Orangtua merasa dirugikan segera melapor ke pusat layanan konsumen serta menghubungi Apple Jepang untuk meminta pengembalian dana. Namun, respons yang diterima jauh dari memuaskan: hanya sekitar 900 ribu yen (Rp78 juta) yang berhasil dikembalikan. Jumlah ini hanya sebagian kecil dari kerugian besar yang telah terjadi.
Tidak terima dengan keputusan tersebut, keluarga memutuskan membawa kasus ini ke jalur hukum. Pada 9 Juli 2025, gugatan resmi diajukan terhadap Apple Japan dan ByteDance Japan, perusahaan induk TikTok, di Pengadilan Kyoto. Mereka menuntut pengembalian dana sebesar 2,8 juta yen (Rp243 juta), dengan dasar Hukum Perdata Jepang yang mengatur bahwa transaksi yang dilakukan anak di bawah umur tanpa izin orangtua dapat dibatalkan secara sah.
Kuasa hukum keluarga menyoroti lemahnya sistem keamanan dan verifikasi yang diterapkan oleh perusahaan teknologi raksasa tersebut. Menurutnya, transaksi sebesar itu seharusnya menimbulkan peringatan otomatis atau memerlukan konfirmasi tambahan dari orangtua, terlebih karena akun yang digunakan terdaftar atas nama anak di bawah umur.

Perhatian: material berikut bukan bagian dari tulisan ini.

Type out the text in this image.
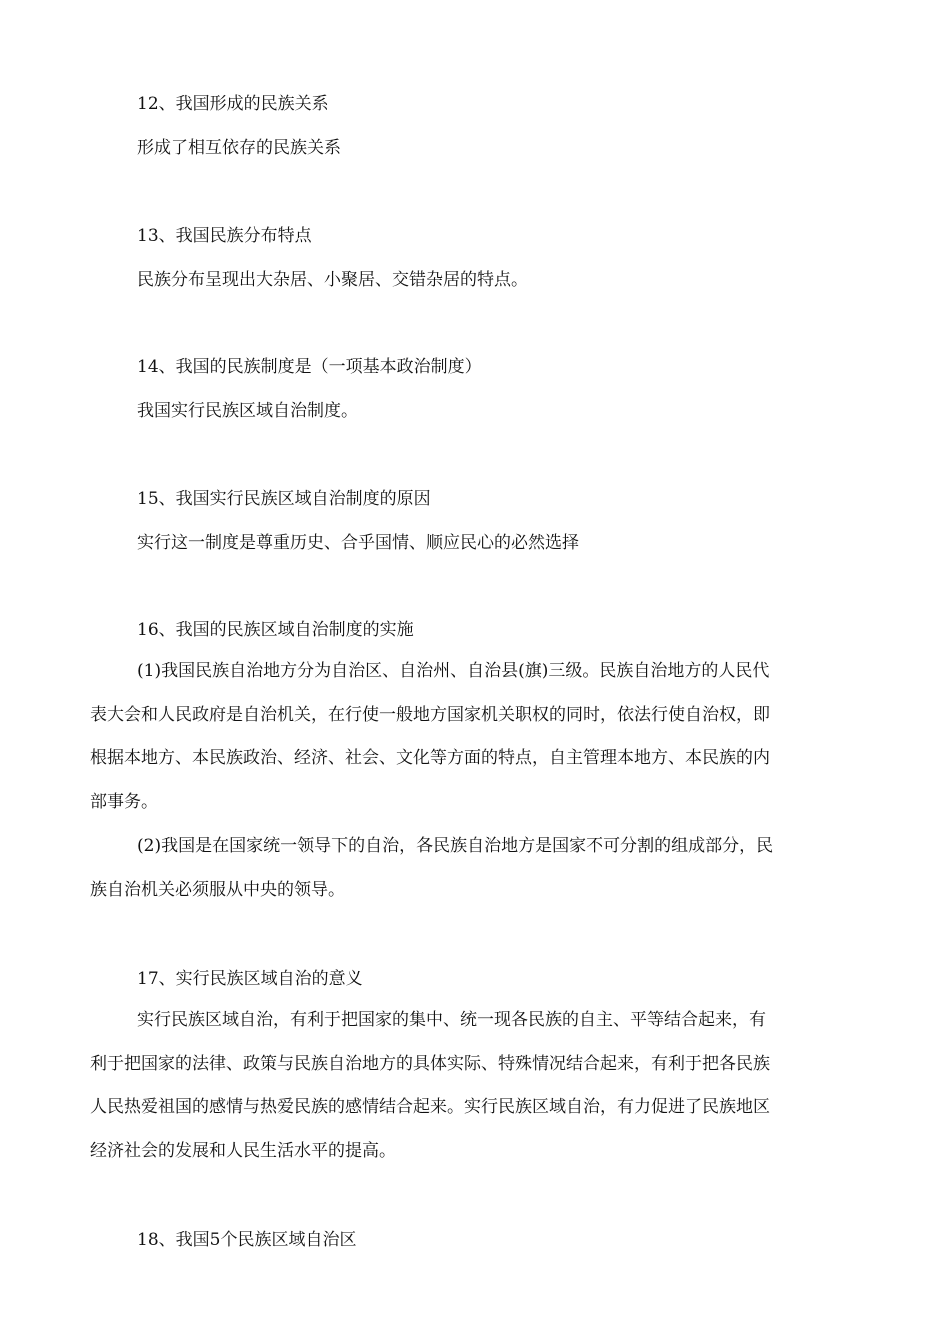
12、我国形成的民族关系
形成了相互依存的民族关系
13、我国民族分布特点
民族分布呈现出大杂居、小聚居、交错杂居的特点。
14、我国的民族制度是（一项基本政治制度）
我国实行民族区域自治制度。
15、我国实行民族区域自治制度的原因
实行这一制度是尊重历史、合乎国情、顺应民心的必然选择
16、我国的民族区域自治制度的实施

(1)我国民族自治地方分为自治区、自治州、自治县(旗)三级。民族自治地方的人民代
表大会和人民政府是自治机关，在行使一般地方国家机关职权的同时，依法行使自治权，即
根据本地方、本民族政治、经济、社会、文化等方面的特点，自主管理本地方、本民族的内
部事务。

(2)我国是在国家统一领导下的自治，各民族自治地方是国家不可分割的组成部分，民
族自治机关必须服从中央的领导。

17、实行民族区域自治的意义

实行民族区域自治，有利于把国家的集中、统一现各民族的自主、平等结合起来，有
利于把国家的法律、政策与民族自治地方的具体实际、特殊情况结合起来，有利于把各民族
人民热爱祖国的感情与热爱民族的感情结合起来。实行民族区域自治，有力促进了民族地区
经济社会的发展和人民生活水平的提高。

18、我国5个民族区域自治区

Kasus ini pun memicu diskusi publik yang luas mengenai tanggung jawab dalam era digital. Di satu sisi, orangtua dinilai lalai dalam mengawasi penggunaan perangkat elektronik oleh anak-anak mereka. Namun di sisi lain, perusahaan teknologi juga dianggap abai dengan membiarkan celah sistem yang memungkinkan anak mengakses transaksi bernilai ratusan juta rupiah tanpa pengawasan ketat.
Lebih jauh, kasus ini menjadi alarm bagi pemerintah dan masyarakat global untuk memperkuat regulasi transaksi digital bagi anak-anak, termasuk pembatasan fitur pembelian dalam aplikasi dan mekanisme verifikasi usia yang lebih ketat. Jika tidak segera dibenahi, kejadian serupa dikhawatirkan akan terus berulang di era ekonomi digital yang semakin menggoda, di mana batas antara hiburan dan pemborosan semakin tipis.
Pertanyaannya kini, siapa yang paling bertanggung jawab? Orangtua yang lengah, atau korporasi yang menikmati keuntungan dari ketidaktahuan anak-anak? Jawaban ini bukan hanya soal hukum, tetapi juga tentang masa depan literasi digital dan perlindungan anak di dunia maya.